Same for Nena. When we have to leave her alone, she goes in the mud room/laundry room with all her "stuff". She knows when we are leaving and hops in her bed (I have several around the house for her). I have stood by the door and listened and she whines for a short time and then settles down. Give it a try. I also wouldn't introduce the puppy pads...mine chewed them up cause she was mad at us.


----------



## Karen Collins (Mar 21, 2013)

My 5 month old puppy goes in the crate unless I am going to be gone for more than a couple hours. Then, I will leave her in her xpen with her litter tray. My older 2 dogs stay out free. Unless, I know people will be coming and going while I'm gone. Then I crate everyone for safety. I don't trust others to not let them slip out the door unnoticed.

I would not leave a pup under one year of age loose for any time unsupervised. I also wouldn't leave a pup under a year confined without a potty option for more than 2 or 3 hours. 

Once they are mature, (generally around a year old) you can start leaving them out for short periods of time gradually increasing the time until they prove they can be trusted. Just to be safe though, I would leave an indoor potty option when you first start leaving them out. 

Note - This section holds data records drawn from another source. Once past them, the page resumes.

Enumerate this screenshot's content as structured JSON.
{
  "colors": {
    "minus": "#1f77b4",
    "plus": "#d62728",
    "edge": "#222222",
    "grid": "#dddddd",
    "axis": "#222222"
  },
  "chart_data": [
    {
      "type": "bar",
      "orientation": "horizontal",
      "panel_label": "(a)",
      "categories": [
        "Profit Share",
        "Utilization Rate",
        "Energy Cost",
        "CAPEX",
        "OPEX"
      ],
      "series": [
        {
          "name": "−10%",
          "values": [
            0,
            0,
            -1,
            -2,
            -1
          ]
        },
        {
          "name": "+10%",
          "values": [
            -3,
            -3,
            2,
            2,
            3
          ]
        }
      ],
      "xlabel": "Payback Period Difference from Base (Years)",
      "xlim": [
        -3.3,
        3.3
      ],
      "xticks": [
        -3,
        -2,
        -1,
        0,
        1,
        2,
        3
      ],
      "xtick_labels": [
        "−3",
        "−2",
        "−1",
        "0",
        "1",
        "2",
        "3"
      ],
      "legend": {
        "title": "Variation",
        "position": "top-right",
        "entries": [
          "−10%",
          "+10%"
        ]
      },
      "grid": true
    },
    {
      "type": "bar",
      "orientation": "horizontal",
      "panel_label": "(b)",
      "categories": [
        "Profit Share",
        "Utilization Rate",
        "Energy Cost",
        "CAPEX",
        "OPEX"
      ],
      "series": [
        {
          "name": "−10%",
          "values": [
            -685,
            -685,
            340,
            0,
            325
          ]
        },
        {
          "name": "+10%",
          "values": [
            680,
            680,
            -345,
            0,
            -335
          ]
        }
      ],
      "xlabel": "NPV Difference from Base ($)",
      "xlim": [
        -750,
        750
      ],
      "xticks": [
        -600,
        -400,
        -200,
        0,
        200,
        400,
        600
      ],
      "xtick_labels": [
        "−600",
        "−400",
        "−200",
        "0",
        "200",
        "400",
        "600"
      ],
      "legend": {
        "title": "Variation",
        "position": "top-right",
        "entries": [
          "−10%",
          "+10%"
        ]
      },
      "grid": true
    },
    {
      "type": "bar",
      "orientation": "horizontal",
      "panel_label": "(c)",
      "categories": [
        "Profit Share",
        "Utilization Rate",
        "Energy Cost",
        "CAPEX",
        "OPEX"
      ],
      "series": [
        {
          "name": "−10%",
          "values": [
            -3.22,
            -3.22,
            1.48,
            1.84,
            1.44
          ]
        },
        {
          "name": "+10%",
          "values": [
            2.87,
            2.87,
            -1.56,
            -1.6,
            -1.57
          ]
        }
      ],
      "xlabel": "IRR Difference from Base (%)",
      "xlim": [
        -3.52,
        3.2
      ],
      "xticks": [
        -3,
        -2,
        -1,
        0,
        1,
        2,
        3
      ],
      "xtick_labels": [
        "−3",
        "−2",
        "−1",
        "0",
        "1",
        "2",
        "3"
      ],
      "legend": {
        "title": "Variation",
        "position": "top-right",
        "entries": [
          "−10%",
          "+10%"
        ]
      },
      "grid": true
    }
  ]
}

Whatever you choose to do, if you come home to an accident, clean it up, and go back to supervised freedom and confinement. As a rule, when dogs fail at something go back to where they were successful and try again later.


----------



## krandall (Jun 11, 2009)

Kodi is 6 and clearly unhappy if he is left loose while we are fone. He would MUCH prefer being gated in my office, with his crate, litter box and water bottle.

At 5 months, Pixel still is in her ex-pen when we are out. Even the office has too many things for her to get in trouble with!


----------